Что их в путь повлекло в эту мокрую рань?..
Когда солнце лишь краем возникло вдали.
Вы б дождались зенита, сказал.
Будет даже светлей, чем сейчас,
Ибо время зенита еще не пришло,
И я плохо вас вижу на фоне лесном,
Предрассветная мгла ведь окутала вас,
И таитесь вы в храме ее.
Мужики повернулись ко мне,
И их лица вселили тоску,
Дрожь их била, и тихо дышали они
На озябшие руки,
И искры летели с их трубок во мглу.
Я спросил: вы пойдете вперед
Или здесь раскидаете сети свои?
Мы пойдем до верховье речных –
Здесь нет тех, кто нам нужен теперь.
Разносился в лесу
Сиплый вой одичалых котов.
Мужики говорили: вина велика
Сих животных, покинувших хутор вчера.
Мы хотели их к жизни своей приучить
И свой долг отдавать за добро,
Но они нас покинули, двери сарая взломав,
И сокрылись в дремучем бору.
Мужики затаили дыханье свое,
Только сип из грудей их
Волненье подчас выдавал.
Я ногою свой босой
Черту на песке начертал.
«И отсель, говорю, вы идите по этой черте,
Прочертив ее впереди,
И достигнете светлых путей».
«Если волхв ты, ответь, -
На меня посмотрели они, -
Расскажи нам о наших прошедших судьбах
И несбывшемся летнем дожде,
Что гудел в нашу юную жизнь».
Я, поднявши повыше штаны,
Озираясь  и набок клонясь,
Уходил, безобразя песок
Следом грубых негнущихся ног.

           ПРЫГАЮЩИЙ ЗАЯЦ

Заяц, блуждающий в поле, ловил хомяков.
Хомяки уползали в пыли.
Стебельки прорастали травы.
Кукуруза желтела, как солнечный диск,
И подсолнух клонился к земле,
Как набухший осиновый корень женьшень
Ранней осенью в лесостепной полосе,
Или в парке, который
Разбит был для нас
Колонистами первыми
Северных штатов лесных,
Где граница страны, что имеет на флаге
Краснеющий клена листок.
Заяц выбежал в город,
На улицу красных зеркал.
Мостовая булыжная молча его приняла,
Одиноким был гордый полет,
Когда воздух, казалось, его, как орла, поднимал
Над греховной и дикой землей.
Заяц плыл в свете красных, пурпурных цветов,
И он лапы свои, как шасси, убирал.
Люди молча стояли у точек пивных
И публичных домов, что растут, как грибы
После летних тоскливых дождей.
Люди ждали свершения судеб своих,
Только маленький мальчик ел бублик,
Рогалик держа в кулаке,
И глазами движения делал,
Задумчиво вдаль устремив
Свой наивный тоскующий взор…
Что он видел, простой миловидный пацан.
Рядом не было злых полицейских чинов,
И огромная палка, но даже обрезок трубы,
Как ему удалось эту тяжесть поднять
Своей детской и хилой рукой? –
(Он чахоткой болел иногда). Эта палка взлетала,
И воздух свистел, будто стрелы летели,
Иль туча детей с африканских степей,
Что зовется у нас саранчой, от земли поднялась.
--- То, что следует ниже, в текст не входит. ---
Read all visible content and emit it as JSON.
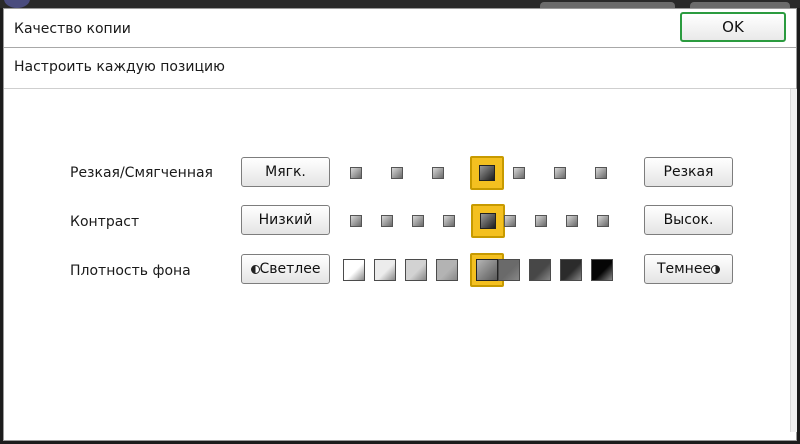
{
  "window": {
    "title": "Качество копии",
    "ok_label": "OK",
    "subtitle": "Настроить каждую позицию"
  },
  "rows": [
    {
      "label": "Резкая/Смягченная",
      "left_button": "Мягк.",
      "right_button": "Резкая",
      "levels": 7,
      "selected": 4
    },
    {
      "label": "Контраст",
      "left_button": "Низкий",
      "right_button": "Высок.",
      "levels": 9,
      "selected": 5
    },
    {
      "label": "Плотность фона",
      "left_button": "Светлее",
      "right_button": "Темнее",
      "levels": 9,
      "selected": 5,
      "level_colors": [
        "#ffffff",
        "#ececec",
        "#d2d2d2",
        "#b3b3b3",
        "#9a9a9a",
        "#6a6a6a",
        "#474747",
        "#2b2b2b",
        "#050505"
      ]
    }
  ],
  "colors": {
    "ok_border": "#2b9b3f",
    "selection": "#f4c020"
  }
}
Заяц лапы раскинул, как прыгнувший тигр
(Что на дерзких картинах Дали),
Но тяжелый удар зайца выбил из воздуха струй,
Что его вознесли над землей.
Люди видели, как он упал с высоты,
Что вещала ему тайны мрачных времен.
Заяц в стену ударился дома того,
Где сидела одна у окна
И глазами в слезах озирала трубу,
Что над фабрикой гордо взросла.
Эта женщина слышала страшный удар,
Что потряс всё жилище ее.
Заяц камнем упал на бетон (он оставил следы на стене).
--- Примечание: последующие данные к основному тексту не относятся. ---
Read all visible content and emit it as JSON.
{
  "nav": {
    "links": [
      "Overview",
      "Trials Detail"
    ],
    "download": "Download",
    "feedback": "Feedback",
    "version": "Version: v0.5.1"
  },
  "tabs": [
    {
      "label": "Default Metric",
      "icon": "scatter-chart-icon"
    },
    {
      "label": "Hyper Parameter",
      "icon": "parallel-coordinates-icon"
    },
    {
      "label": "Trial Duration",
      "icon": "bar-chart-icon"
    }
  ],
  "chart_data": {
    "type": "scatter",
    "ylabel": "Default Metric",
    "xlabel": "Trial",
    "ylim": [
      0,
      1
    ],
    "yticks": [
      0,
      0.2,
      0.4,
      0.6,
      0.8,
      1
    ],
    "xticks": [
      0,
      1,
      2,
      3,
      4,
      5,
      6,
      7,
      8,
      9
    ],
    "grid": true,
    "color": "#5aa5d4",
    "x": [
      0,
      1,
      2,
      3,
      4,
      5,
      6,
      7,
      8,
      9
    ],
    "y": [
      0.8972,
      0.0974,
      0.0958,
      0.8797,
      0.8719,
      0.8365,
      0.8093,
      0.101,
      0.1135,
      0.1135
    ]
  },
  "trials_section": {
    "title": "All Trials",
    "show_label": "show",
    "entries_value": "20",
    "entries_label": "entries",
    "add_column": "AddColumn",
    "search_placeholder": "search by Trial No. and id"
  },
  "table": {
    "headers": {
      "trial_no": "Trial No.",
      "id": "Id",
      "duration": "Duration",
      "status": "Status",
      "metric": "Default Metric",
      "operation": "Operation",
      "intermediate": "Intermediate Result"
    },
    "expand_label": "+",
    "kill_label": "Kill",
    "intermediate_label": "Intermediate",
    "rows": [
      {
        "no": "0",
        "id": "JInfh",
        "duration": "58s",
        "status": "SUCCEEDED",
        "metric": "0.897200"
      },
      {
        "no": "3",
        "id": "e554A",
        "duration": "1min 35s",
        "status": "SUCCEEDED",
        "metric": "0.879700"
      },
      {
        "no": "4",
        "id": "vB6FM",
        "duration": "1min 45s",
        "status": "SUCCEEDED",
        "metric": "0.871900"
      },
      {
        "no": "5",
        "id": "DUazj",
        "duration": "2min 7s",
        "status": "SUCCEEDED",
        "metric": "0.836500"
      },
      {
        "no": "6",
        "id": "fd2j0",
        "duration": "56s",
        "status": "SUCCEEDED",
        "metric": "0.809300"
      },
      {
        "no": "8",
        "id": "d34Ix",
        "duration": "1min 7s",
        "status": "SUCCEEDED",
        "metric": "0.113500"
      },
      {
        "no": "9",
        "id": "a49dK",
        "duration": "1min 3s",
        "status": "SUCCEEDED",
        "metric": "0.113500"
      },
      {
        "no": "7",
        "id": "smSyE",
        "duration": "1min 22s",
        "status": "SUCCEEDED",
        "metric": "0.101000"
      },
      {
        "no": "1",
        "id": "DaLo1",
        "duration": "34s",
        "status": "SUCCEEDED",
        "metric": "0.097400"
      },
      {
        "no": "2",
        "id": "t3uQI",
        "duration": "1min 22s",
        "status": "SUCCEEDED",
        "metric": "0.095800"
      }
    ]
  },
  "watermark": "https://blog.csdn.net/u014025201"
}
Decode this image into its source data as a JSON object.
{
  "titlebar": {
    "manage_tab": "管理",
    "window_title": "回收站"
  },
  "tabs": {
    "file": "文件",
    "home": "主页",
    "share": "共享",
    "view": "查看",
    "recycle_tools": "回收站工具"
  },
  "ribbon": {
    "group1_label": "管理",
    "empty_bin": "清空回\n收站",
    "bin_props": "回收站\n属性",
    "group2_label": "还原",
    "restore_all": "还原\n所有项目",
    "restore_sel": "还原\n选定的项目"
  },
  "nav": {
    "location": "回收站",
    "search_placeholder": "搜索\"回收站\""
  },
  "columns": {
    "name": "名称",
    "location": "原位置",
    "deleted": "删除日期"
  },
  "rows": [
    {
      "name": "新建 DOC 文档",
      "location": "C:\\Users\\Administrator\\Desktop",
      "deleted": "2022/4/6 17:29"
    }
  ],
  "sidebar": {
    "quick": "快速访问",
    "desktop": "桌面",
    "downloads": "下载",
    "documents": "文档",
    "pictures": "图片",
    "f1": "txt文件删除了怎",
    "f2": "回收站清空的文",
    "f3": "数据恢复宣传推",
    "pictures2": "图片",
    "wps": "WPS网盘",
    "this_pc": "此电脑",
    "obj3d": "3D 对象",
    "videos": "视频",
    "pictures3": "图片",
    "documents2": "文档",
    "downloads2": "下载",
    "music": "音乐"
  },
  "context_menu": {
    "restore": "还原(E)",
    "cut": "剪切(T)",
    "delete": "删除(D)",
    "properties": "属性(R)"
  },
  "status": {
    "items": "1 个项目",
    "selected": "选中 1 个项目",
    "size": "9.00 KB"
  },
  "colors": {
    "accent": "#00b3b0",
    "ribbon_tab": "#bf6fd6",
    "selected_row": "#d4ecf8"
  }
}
Заяц, набок склонившись, задумчиво ухо подняв,
Озираясь, хвостом шевелил.
Люди центы роняли на липкий прилавок пивных,
И, дыша тяжело, пили пива янтарную муть.
Проститутки бродили, как стая бездомных собак,
Временами куря и плюя в окна красные тех,
Кто имел уже связь, но без них.
Приезжала роскошных машин череда,
И народ весь лениво сдвигался на кромку обочин дорог.
Выходили красивые дамы, держа за локти мужиков,
Что щипали остатки усов и топтались на месте,
Не зная, куда им идти в этот вечер тоскливо-глухой.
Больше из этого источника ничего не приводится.